We are looking for a three-digit number that meets the following conditions:

- The third digit is the product of the first two digits
- None of the three digits is a prime
- The number sought is not divisible by any of the numbers 3 to 9

## Solution

We are looking for a three-digit number \(x\), that consists of the digits \(a, b, c\). It follows that:

\[100\leq 100a+10b+c<1000\]

Since the third digit is the product of the first two digits, it follows:

\[c = ab < 10\]

Also, let none of the three digits be a prime, so:

\[a,b,c\notin \{2,3,5,7\}\Leftrightarrow a,b,c\in \{0,1,4,6,8,9\}\]

If the number \(x\) shall not be divisible by 5 it follows the last digit \(c\) is not zero or five. Since five is already excluded by the prime rule, we have \(c\neq 0\). Because \(100\leq x<1000\) follows that \(a\) is not zero and from \(c=ab\) follows that \(b\neq 0\). This means \(x\) does not have any zero digits.

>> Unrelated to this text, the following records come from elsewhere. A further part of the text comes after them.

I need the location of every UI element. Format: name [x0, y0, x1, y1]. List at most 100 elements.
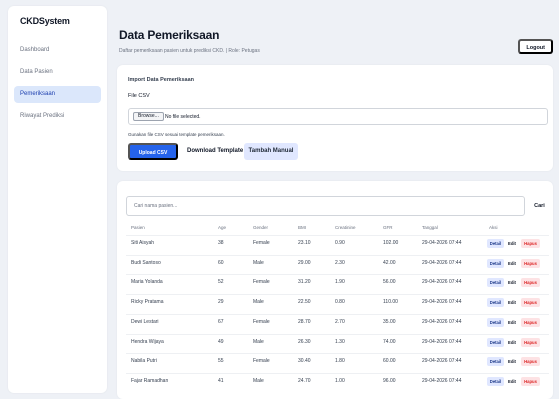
detail-button[interactable]: Detail — [487, 258, 504, 268]
cell-gfr: 56.00 — [383, 279, 396, 286]
upload-csv-button[interactable]: Upload CSV — [128, 143, 178, 160]
row-divider — [126, 333, 549, 335]
sidebar-item-data-pasien[interactable]: Data Pasien — [14, 64, 101, 81]
header-gender: Gender — [253, 225, 269, 230]
file-input[interactable]: Browse... No file selected. — [128, 108, 548, 125]
detail-button[interactable]: Detail — [487, 337, 504, 347]
hapus-button[interactable]: Hapus — [521, 278, 540, 288]
cell-gfr: 74.00 — [383, 338, 396, 345]
cell-bmi: 28.70 — [298, 318, 311, 325]
hapus-button[interactable]: Hapus — [521, 239, 540, 248]
detail-button[interactable]: Detail — [487, 317, 504, 327]
row-divider — [126, 353, 549, 355]
cell-creatinine: 1.00 — [335, 377, 345, 384]
cell-gfr: 60.00 — [383, 358, 396, 365]
edit-button[interactable]: Edit — [507, 338, 517, 347]
page-title: Data Pemeriksaan — [119, 28, 220, 42]
detail-button[interactable]: Detail — [487, 278, 504, 288]
row-divider — [126, 294, 549, 296]
cell-creatinine: 1.90 — [335, 279, 345, 286]
cell-pasien: Ricky Pratama — [131, 299, 164, 306]
row-divider — [126, 372, 549, 374]
table-row: Hendra Wijaya 49 Male 26.30 1.30 74.00 29-04-2… — [126, 333, 549, 351]
tambah-manual-button[interactable]: Tambah Manual — [244, 143, 298, 160]
sidebar: CKDSystem Dashboard Data Pasien Pemeriks… — [8, 6, 107, 393]
header-tanggal: Tanggal — [422, 225, 438, 230]
cell-gfr: 42.00 — [383, 259, 396, 266]
detail-button[interactable]: Detail — [487, 239, 504, 248]
edit-button[interactable]: Edit — [507, 259, 517, 268]
search-input[interactable] — [126, 196, 525, 216]
hapus-button[interactable]: Hapus — [521, 258, 540, 268]
edit-button[interactable]: Edit — [507, 239, 517, 248]
row-divider — [126, 313, 549, 315]
cell-age: 52 — [218, 279, 224, 286]
edit-button[interactable]: Edit — [507, 377, 517, 386]
detail-button[interactable]: Detail — [487, 357, 504, 367]
cell-bmi: 29.00 — [298, 259, 311, 266]
cell-gfr: 96.00 — [383, 377, 396, 384]
import-hint: Gunakan file CSV sesuai template pemerik… — [128, 132, 225, 137]
detail-button[interactable]: Detail — [487, 298, 504, 308]
cell-creatinine: 2.70 — [335, 318, 345, 325]
cell-tanggal: 29-04-2026 07:44 — [422, 318, 462, 325]
cell-gender: Male — [253, 338, 264, 345]
import-card: Import Data Pemeriksaan File CSV Browse.… — [117, 65, 553, 171]
header-gfr: GFR — [383, 225, 393, 230]
table-row: Nabila Putri 55 Female 30.40 1.80 60.00 29-04-… — [126, 353, 549, 370]
cell-age: 67 — [218, 318, 224, 325]
cell-age: 55 — [218, 358, 224, 365]
cell-gender: Female — [253, 279, 270, 286]
sidebar-item-pemeriksaan[interactable]: Pemeriksaan — [14, 86, 101, 103]
cell-tanggal: 29-04-2026 07:44 — [422, 259, 462, 266]
hapus-button[interactable]: Hapus — [521, 298, 540, 308]
hapus-button[interactable]: Hapus — [521, 357, 540, 367]
cell-bmi: 24.70 — [298, 377, 311, 384]
cell-pasien: Fajar Ramadhan — [131, 377, 169, 384]
row-divider — [126, 235, 549, 236]
row-divider — [126, 274, 549, 276]
cell-gender: Male — [253, 259, 264, 266]
cell-bmi: 26.30 — [298, 338, 311, 345]
cell-pasien: Siti Aisyah — [131, 240, 155, 246]
browse-button[interactable]: Browse... — [133, 112, 164, 121]
search-button[interactable]: Cari — [530, 196, 549, 216]
cell-tanggal: 29-04-2026 07:44 — [422, 377, 462, 384]
sidebar-item-dashboard[interactable]: Dashboard — [14, 42, 101, 59]
header-creatinine: Creatinine — [335, 225, 356, 230]
file-status: No file selected. — [165, 114, 201, 120]
detail-button[interactable]: Detail — [487, 376, 504, 386]
cell-age: 38 — [218, 240, 224, 246]
cell-gender: Female — [253, 240, 270, 246]
edit-button[interactable]: Edit — [507, 298, 517, 307]
page-subtitle: Daftar pemeriksaan pasien untuk prediksi… — [119, 48, 260, 54]
table-card: Cari Pasien Age Gender BMI Creatinine GF… — [117, 181, 553, 399]
cell-bmi: 22.50 — [298, 299, 311, 306]
header-bmi: BMI — [298, 225, 307, 230]
cell-gender: Male — [253, 377, 264, 384]
header-pasien: Pasien — [131, 225, 145, 230]
cell-bmi: 30.40 — [298, 358, 311, 365]
cell-creatinine: 1.30 — [335, 338, 345, 345]
hapus-button[interactable]: Hapus — [521, 337, 540, 347]
table-row: Budi Santoso 60 Male 29.00 2.30 42.00 29-04-20… — [126, 254, 549, 272]
header-age: Age — [218, 225, 227, 230]
brand-logo: CKDSystem — [20, 16, 70, 26]
logout-button[interactable]: Logout — [518, 39, 553, 54]
edit-button[interactable]: Edit — [507, 318, 517, 327]
cell-gfr: 102.00 — [383, 240, 399, 246]
edit-button[interactable]: Edit — [507, 278, 517, 287]
cell-pasien: Nabila Putri — [131, 358, 157, 365]
cell-age: 60 — [218, 259, 224, 266]
cell-tanggal: 29-04-2026 07:44 — [422, 358, 462, 365]
cell-gender: Female — [253, 318, 270, 325]
sidebar-nav: Dashboard Data Pasien Pemeriksaan Riwaya… — [14, 42, 101, 125]
hapus-button[interactable]: Hapus — [521, 317, 540, 327]
cell-tanggal: 29-04-2026 07:44 — [422, 240, 462, 246]
cell-gender: Female — [253, 358, 270, 365]
hapus-button[interactable]: Hapus — [521, 376, 540, 386]
edit-button[interactable]: Edit — [507, 357, 517, 366]
sidebar-item-riwayat-prediksi[interactable]: Riwayat Prediksi — [14, 108, 101, 125]
download-template-button[interactable]: Download Template — [184, 143, 246, 160]
cell-gender: Male — [253, 299, 264, 306]
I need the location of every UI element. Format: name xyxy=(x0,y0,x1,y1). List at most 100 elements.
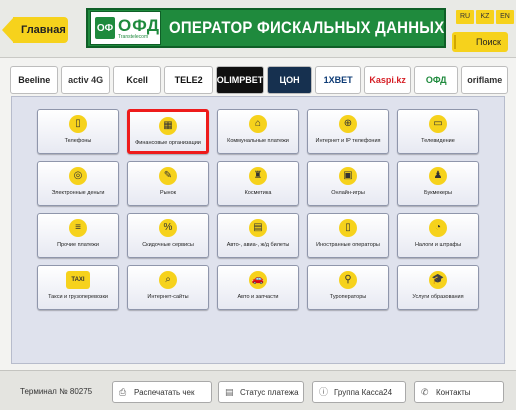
home-button[interactable]: Главная xyxy=(2,17,68,43)
info-icon: ⓘ xyxy=(319,387,329,397)
phone-handset-icon: ✆ xyxy=(421,387,429,397)
service-tile-label: Косметика xyxy=(244,190,272,196)
service-tile-label: Телефоны xyxy=(64,138,92,144)
service-tile[interactable]: ⚲ Туроператоры xyxy=(307,265,389,310)
service-tile[interactable]: ⌕ Интернет-сайты xyxy=(127,265,209,310)
service-tile-label: Скидочные сервисы xyxy=(142,242,194,248)
discount-icon: % xyxy=(159,219,177,237)
list-icon: ≡ xyxy=(69,219,87,237)
service-tile[interactable]: ▦ Финансовые организации xyxy=(127,109,209,154)
service-tile[interactable]: ◎ Электронные деньги xyxy=(37,161,119,206)
ofd-logo-subtext: Transtelecom xyxy=(118,33,149,40)
partner-logo[interactable]: ОФД xyxy=(413,66,459,94)
service-tile[interactable]: ▯ Иностранные операторы xyxy=(307,213,389,258)
service-tile[interactable]: % Скидочные сервисы xyxy=(127,213,209,258)
service-tile-label: Такси и грузоперевозки xyxy=(48,294,108,300)
contacts-button[interactable]: ✆ Контакты xyxy=(414,381,504,403)
ofd-logo-mark: ОФ xyxy=(95,17,115,39)
kiosk-screen: Главная ОФ ОФД Transtelecom ОПЕРАТОР ФИС… xyxy=(0,0,516,410)
service-tile[interactable]: ♜ Косметика xyxy=(217,161,299,206)
taxi-icon: TAXI xyxy=(66,271,90,289)
service-tile-label: Интернет и IP телефония xyxy=(315,138,381,144)
banner-title: ОПЕРАТОР ФИСКАЛЬНЫХ ДАННЫХ xyxy=(168,18,445,37)
magnifier-icon: ⌕ xyxy=(159,271,177,289)
service-tile-label: Финансовые организации xyxy=(135,140,201,146)
service-tile[interactable]: ▭ Телевидение xyxy=(397,109,479,154)
service-tile-label: Букмекеры xyxy=(423,190,453,196)
service-tile[interactable]: ≡ Прочие платежи xyxy=(37,213,119,258)
lang-ru-button[interactable]: RU xyxy=(456,10,474,24)
group-kassa24-button[interactable]: ⓘ Группа Касса24 xyxy=(312,381,406,403)
service-tile-label: Авто и запчасти xyxy=(237,294,279,300)
service-tile[interactable]: 🚗 Авто и запчасти xyxy=(217,265,299,310)
service-tile-label: Интернет-сайты xyxy=(147,294,189,300)
service-tile[interactable]: TAXI Такси и грузоперевозки xyxy=(37,265,119,310)
service-tile-label: Онлайн-игры xyxy=(331,190,365,196)
gamepad-icon: ▣ xyxy=(339,167,357,185)
header: Главная ОФ ОФД Transtelecom ОПЕРАТОР ФИС… xyxy=(0,0,516,58)
cosmetics-icon: ♜ xyxy=(249,167,267,185)
payment-status-label: Статус платежа xyxy=(240,387,299,397)
car-icon: 🚗 xyxy=(249,271,267,289)
market-icon: ✎ xyxy=(159,167,177,185)
group-kassa24-label: Группа Касса24 xyxy=(334,387,393,397)
service-tile[interactable]: ⊕ Интернет и IP телефония xyxy=(307,109,389,154)
partner-logo[interactable]: TELE2 xyxy=(164,66,213,94)
tv-icon: ▭ xyxy=(429,115,447,133)
bookmaker-icon: ♟ xyxy=(429,167,447,185)
building-icon: ▦ xyxy=(159,117,177,135)
partner-logo[interactable]: Kcell xyxy=(112,66,162,94)
globe-icon: ⊕ xyxy=(339,115,357,133)
footer: Терминал № 80275 ⎙ Распечатать чек ▤ Ста… xyxy=(0,370,516,410)
lang-kz-button[interactable]: KZ xyxy=(476,10,494,24)
service-tile-label: Коммунальные платежи xyxy=(227,138,289,144)
partner-logos: Beeline activ 4G Kcell TELE2 OLIMPBET ЦОН 1XBE… xyxy=(10,66,508,96)
ofd-logo-text: ОФД xyxy=(118,15,160,35)
home-button-label: Главная xyxy=(13,17,68,43)
partner-logo[interactable]: oriflame xyxy=(461,66,508,94)
services-panel: ▯ Телефоны ▦ Финансовые организации ⌂ Коммуна… xyxy=(11,96,505,364)
printer-icon: ⎙ xyxy=(119,387,127,397)
partner-logo[interactable]: OLIMPBET xyxy=(215,66,265,94)
operator-banner: ОФ ОФД Transtelecom ОПЕРАТОР ФИСКАЛЬНЫХ … xyxy=(86,8,446,48)
service-tile-label: Налоги и штрафы xyxy=(414,242,462,248)
document-icon: ▤ xyxy=(225,387,234,397)
service-tile-label: Авто-, авиа-, ж/д билеты xyxy=(226,242,290,248)
service-tile-label: Прочие платежи xyxy=(57,242,99,248)
search-button[interactable]: Поиск xyxy=(452,32,508,52)
service-tile[interactable]: ✎ Рынок xyxy=(127,161,209,206)
pie-chart-icon: ◔ xyxy=(429,219,447,237)
payment-status-button[interactable]: ▤ Статус платежа xyxy=(218,381,304,403)
house-icon: ⌂ xyxy=(249,115,267,133)
service-tile[interactable]: ▣ Онлайн-игры xyxy=(307,161,389,206)
partner-logo[interactable]: Beeline xyxy=(10,66,59,94)
service-tile[interactable]: ▯ Телефоны xyxy=(37,109,119,154)
ofd-logo: ОФ ОФД Transtelecom xyxy=(90,11,161,45)
print-receipt-label: Распечатать чек xyxy=(134,387,195,397)
service-tile-label: Услуги образования xyxy=(412,294,464,300)
terminal-number: Терминал № 80275 xyxy=(20,387,93,396)
service-tile-label: Электронные деньги xyxy=(51,190,105,196)
service-tile[interactable]: ◔ Налоги и штрафы xyxy=(397,213,479,258)
partner-logo[interactable]: 1XBET xyxy=(314,66,362,94)
partner-logo[interactable]: activ 4G xyxy=(61,66,110,94)
mobile-icon: ▯ xyxy=(339,219,357,237)
service-tile-label: Телевидение xyxy=(421,138,455,144)
service-tile[interactable]: 🎓 Услуги образования xyxy=(397,265,479,310)
train-icon: ▤ xyxy=(249,219,267,237)
search-button-label: Поиск xyxy=(476,37,501,47)
partner-logo[interactable]: ЦОН xyxy=(267,66,312,94)
contacts-label: Контакты xyxy=(436,387,471,397)
service-tile-label: Иностранные операторы xyxy=(316,242,380,248)
coins-icon: ◎ xyxy=(69,167,87,185)
service-tile[interactable]: ▤ Авто-, авиа-, ж/д билеты xyxy=(217,213,299,258)
partner-logo[interactable]: Kaspi.kz xyxy=(364,66,411,94)
service-tile[interactable]: ⌂ Коммунальные платежи xyxy=(217,109,299,154)
service-tile-label: Туроператоры xyxy=(329,294,367,300)
print-receipt-button[interactable]: ⎙ Распечатать чек xyxy=(112,381,212,403)
phone-icon: ▯ xyxy=(69,115,87,133)
service-tile-label: Рынок xyxy=(159,190,177,196)
service-tile[interactable]: ♟ Букмекеры xyxy=(397,161,479,206)
graduation-cap-icon: 🎓 xyxy=(429,271,447,289)
lang-en-button[interactable]: EN xyxy=(496,10,514,24)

The product of the first two digits \(a\) and \(b\) combined with all remaining digits \(\{1,4,6,8,9\}\) shows that \(c<10\) is only possible if \(a=1\) or \(b=1\). The final number \(x=100a + 10b + ab\) can therefore only have the following format: \(100 + 11b\) or \(101a+10\).

Possible solutions are therefore \(x\in\{111, 144, 166, 188, 199, 414, 616, 818, 919\}\).

If we test this set of possible solutions against the given divisibility restrictions, we find the solution to be \(x\in\{166, 199, 818, 919\}\).